Fateh Dafar, 34 ans, un citoyen algérien vivant à Timizert près d'Al Aouana (wilaya de Jijel) où il exerçait la profession de contrôleur des impôts, a été arrêté sur les lieux de son travail par le capitaine Benaouda de la gendarmerie nationale le 26 novembre 1994. Emmené au siège de la brigade d'Al Aouana, il y est resté détenu au secret pendant 70 jours au cours desquels il a été sauvagement torturé.

Le 3 février 1995 vers 22 heures, les gendarmes, sous le commandement du capitaine Benaouda, ont transféré la victime et six autres jeunes hommes (Chekirou Mourad, Lakehal Mohamed, Ammour Boualem et trois autres non identifiés) du siège de leur brigade à la plage Chalate d'Al Aouana. Le déplacement des détenus, encadré par les gendarmes qui utilisaient leurs véhicules officiels, s'est réalisé au vu et au su de nombreux habitants de la commune. Les victimes, qui savaient qu'elles allaient être exécutées, ont crié leurs noms au cours du trajet afin que leurs familles soient informées de leur sort.

Plusieurs personnes présentes à proximité de la plage cette nuit-là ont plus tard assisté à l'exécution par balles, ordonnée par le capitaine Benaouda, des sept citoyens ; leurs corps ont été abandonnés sur place.

Le lendemain matin, des agents de la protection civile sont arrivés sur les lieux pour récupérer les dépouilles sous la surveillance des gendarmes. Ils les ont ensuite transportées à la morgue de l'hôpital de Jijel où les familles de Fateh Dafar, Mourad Chekirou, Mohammed Lakehel et Boualem Ammour, informées par les témoins, sont venues dans la journée afin de les identifier.

Seul le père de Mourad Chekirou a pu obtenir un certificat de décès établi par un médecin du secteur sanitaire de Jijel attestant de la mort violente de son fils, dont « la boite crânienne était complètement défoncée » et qui affichait « une plaie [par balle] au niveau du thorax ».

Les familles des quatre victimes se sont ensuite rendues ensemble au Tribunal de Jijel pour déposer plainte devant le procureur de la république et exiger l'ouverture d'une enquête sur l'exécution sommaire de leurs enfants placés en détention au siège de la brigade de gendarmerie d'Al Aouana.

Le procureur de Jijel a cependant refusé de donner suite à leurs demandes et d'ordonner une autopsie comme la loi l'y oblige ; le magistrat s'est contenté de délivrer un permis d'inhumer considérant « qu'il n'était pas utile pour l'établissement de la vérité de reporter l'inhumation des dépouilles ».

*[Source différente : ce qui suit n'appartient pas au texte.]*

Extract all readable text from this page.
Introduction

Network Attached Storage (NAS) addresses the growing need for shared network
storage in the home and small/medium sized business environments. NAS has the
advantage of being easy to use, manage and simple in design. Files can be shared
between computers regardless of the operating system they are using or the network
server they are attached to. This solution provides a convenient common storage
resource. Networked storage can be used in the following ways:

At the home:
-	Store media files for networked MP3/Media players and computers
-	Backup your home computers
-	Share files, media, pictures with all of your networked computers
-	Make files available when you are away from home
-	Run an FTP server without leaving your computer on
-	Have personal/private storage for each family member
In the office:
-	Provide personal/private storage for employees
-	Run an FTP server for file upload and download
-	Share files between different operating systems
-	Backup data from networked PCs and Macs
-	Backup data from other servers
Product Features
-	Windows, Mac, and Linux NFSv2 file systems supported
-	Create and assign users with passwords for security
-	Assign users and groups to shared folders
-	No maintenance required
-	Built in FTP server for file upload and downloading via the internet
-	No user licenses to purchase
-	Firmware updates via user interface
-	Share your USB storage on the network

Les familles des victimes, constatant la complicité des autorités judiciaires avec les auteurs des assassinats et craignant pour leur sécurité et celle de leurs proches, ont cessé toutes les démarches engagées pour obtenir justice. Ce n'est que plusieurs années plus tard, le 5 septembre 2000, que le père de Fateh Dafar a écrit au ministre de la justice pour demander à nouveau l'ouverture d'une enquête sans jamais cependant obtenir de réponse.

Après de nouvelles démarches en 2006, Mohammed Dafar a été convoqué par un officier du groupement de gendarmerie nationale d'Al Aouana, l'unité même qui a exécuté sommairement son fils, lequel lui a délivré un « procès-verbal de constat de disparition dans les circonstances découlant de la tragédie nationale » dans lequel il était déclaré que Fateh Dafar était considéré comme disparu après recherches demeurées infructueuses ; le même officier lui a ensuite délivré un certificat de décès sans préciser les causes et les circonstances de la mort.

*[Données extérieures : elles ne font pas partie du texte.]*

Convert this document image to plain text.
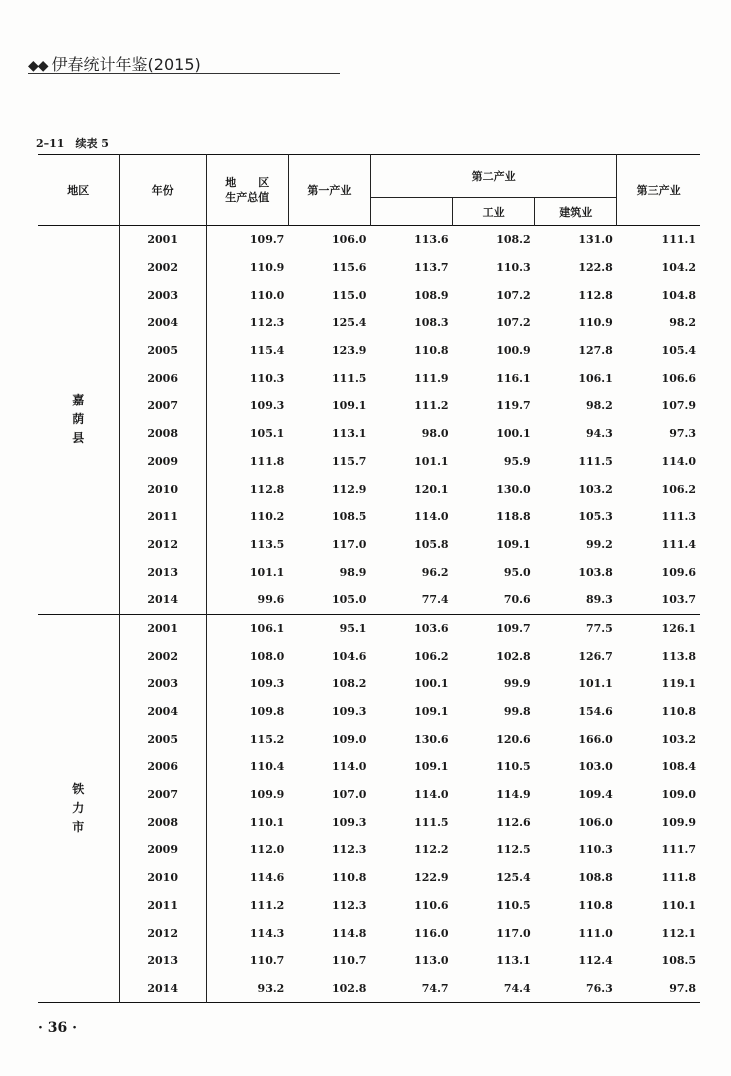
◆◆ 伊春统计年鉴(2015)
2–11　续表 5
地区	年份	地　　区
生产总值	第一产业	第二产业			第三产业
					工业	建筑业	
嘉
荫
县	2001	109.7	106.0	113.6	108.2	131.0	111.1
	2002	110.9	115.6	113.7	110.3	122.8	104.2
	2003	110.0	115.0	108.9	107.2	112.8	104.8
	2004	112.3	125.4	108.3	107.2	110.9	98.2
	2005	115.4	123.9	110.8	100.9	127.8	105.4
	2006	110.3	111.5	111.9	116.1	106.1	106.6
	2007	109.3	109.1	111.2	119.7	98.2	107.9
	2008	105.1	113.1	98.0	100.1	94.3	97.3
	2009	111.8	115.7	101.1	95.9	111.5	114.0
	2010	112.8	112.9	120.1	130.0	103.2	106.2
	2011	110.2	108.5	114.0	118.8	105.3	111.3
	2012	113.5	117.0	105.8	109.1	99.2	111.4
	2013	101.1	98.9	96.2	95.0	103.8	109.6
	2014	99.6	105.0	77.4	70.6	89.3	103.7
铁
力
市	2001	106.1	95.1	103.6	109.7	77.5	126.1
	2002	108.0	104.6	106.2	102.8	126.7	113.8
	2003	109.3	108.2	100.1	99.9	101.1	119.1
	2004	109.8	109.3	109.1	99.8	154.6	110.8
	2005	115.2	109.0	130.6	120.6	166.0	103.2
	2006	110.4	114.0	109.1	110.5	103.0	108.4
	2007	109.9	107.0	114.0	114.9	109.4	109.0
	2008	110.1	109.3	111.5	112.6	106.0	109.9
	2009	112.0	112.3	112.2	112.5	110.3	111.7
	2010	114.6	110.8	122.9	125.4	108.8	111.8
	2011	111.2	112.3	110.6	110.5	110.8	110.1
	2012	114.3	114.8	116.0	117.0	111.0	112.1
	2013	110.7	110.7	113.0	113.1	112.4	108.5
	2014	93.2	102.8	74.7	74.4	76.3	97.8
· 36 ·
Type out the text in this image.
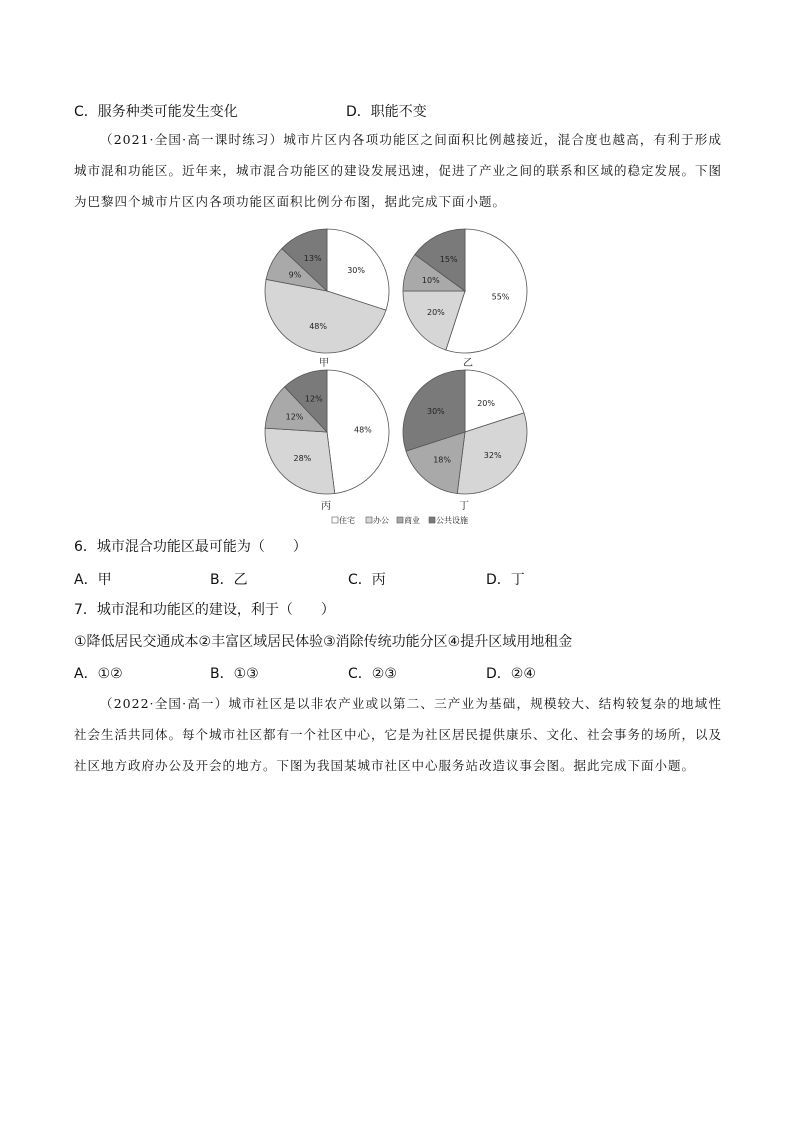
C．服务种类可能发生变化	D．职能不变
（2021·全国·高一课时练习）城市片区内各项功能区之间面积比例越接近，混合度也越高，有利于形成城市混和功能区。近年来，城市混合功能区的建设发展迅速，促进了产业之间的联系和区域的稳定发展。下图为巴黎四个城市片区内各项功能区面积比例分布图，据此完成下面小题。
30%
48%
9%
13%
甲
55%
20%
10%
15%
乙
48%
28%
12%
12%
丙
20%
32%
18%
30%
丁
住宅 办公 商业 公共设施
6．城市混合功能区最可能为（　　）
A．甲	B．乙	C．丙	D．丁
7．城市混和功能区的建设，利于（　　）
①降低居民交通成本②丰富区域居民体验③消除传统功能分区④提升区域用地租金
A．①②	B．①③	C．②③	D．②④
（2022·全国·高一）城市社区是以非农产业或以第二、三产业为基础，规模较大、结构较复杂的地域性社会生活共同体。每个城市社区都有一个社区中心，它是为社区居民提供康乐、文化、社会事务的场所，以及社区地方政府办公及开会的地方。下图为我国某城市社区中心服务站改造议事会图。据此完成下面小题。
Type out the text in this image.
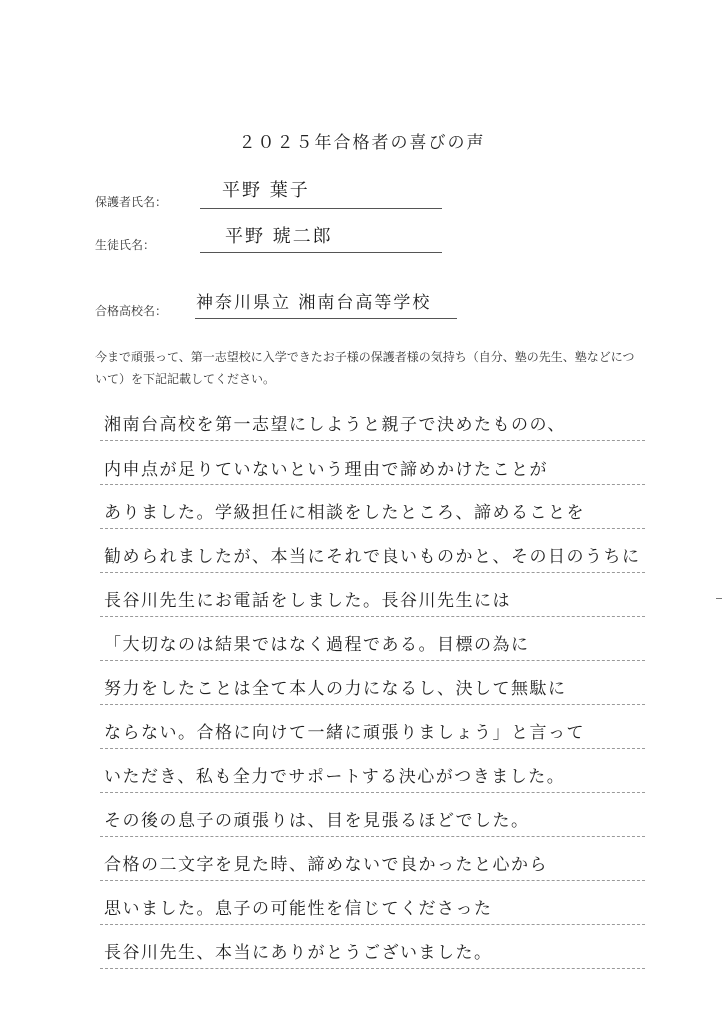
２０２５年合格者の喜びの声
保護者氏名：
平野 葉子
生徒氏名：	平野 琥二郎
合格高校名： 神奈川県立 湘南台高等学校
今まで頑張って、第一志望校に入学できたお子様の保護者様の気持ち（自分、塾の先生、塾などについて）を下記記載してください。
湘南台高校を第一志望にしようと親子で決めたものの、
内申点が足りていないという理由で諦めかけたことが
ありました。学級担任に相談をしたところ、諦めることを
勧められましたが、本当にそれで良いものかと、その日のうちに
長谷川先生にお電話をしました。長谷川先生には
「大切なのは結果ではなく過程である。目標の為に
努力をしたことは全て本人の力になるし、決して無駄に
ならない。合格に向けて一緒に頑張りましょう」と言って
いただき、私も全力でサポートする決心がつきました。
その後の息子の頑張りは、目を見張るほどでした。
合格の二文字を見た時、諦めないで良かったと心から
思いました。息子の可能性を信じてくださった
長谷川先生、本当にありがとうございました。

En l'absence de voies de droit effectives et dans l'impossibilité d'obtenir justice dans son pays, M. Mohammed Dafar a mandaté Alkarama afin de soumettre le cas de son fils au Comité des droits de l'homme de l'ONU.

Le père de la victime exige notamment que les autorités algériennes mènent une enquête approfondie sur l'exécution sommaire de son fils, qu'il soit informé des résultats de cette enquête et que des poursuites pénales soient engagées contre les responsables de l'assassinat nonobstant l'Ordonnance du 27 février 2006 sur la réconciliation nationale qui interdit tout recours à la justice pour les crimes commis par des agents de l'État dans le courant des années 1990s. Cette ordonnance est d'ailleurs considérée par le Comité des droits de l'homme comme constituant une grave violation du droit international par l'Algérie.

Alkarama a ainsi soumis la plainte relative au cas de Fateh Dafar au Comité des droits de l'homme tel que prévu par le Protocole facultatif au Pacte international sur les droits civils et politiques (OP PIDCP) auquel l'Algérie est partie, permettant ainsi à tout individu sous sa juridiction de saisir le Comité après avoir épuisé toutes les voies de recours internes.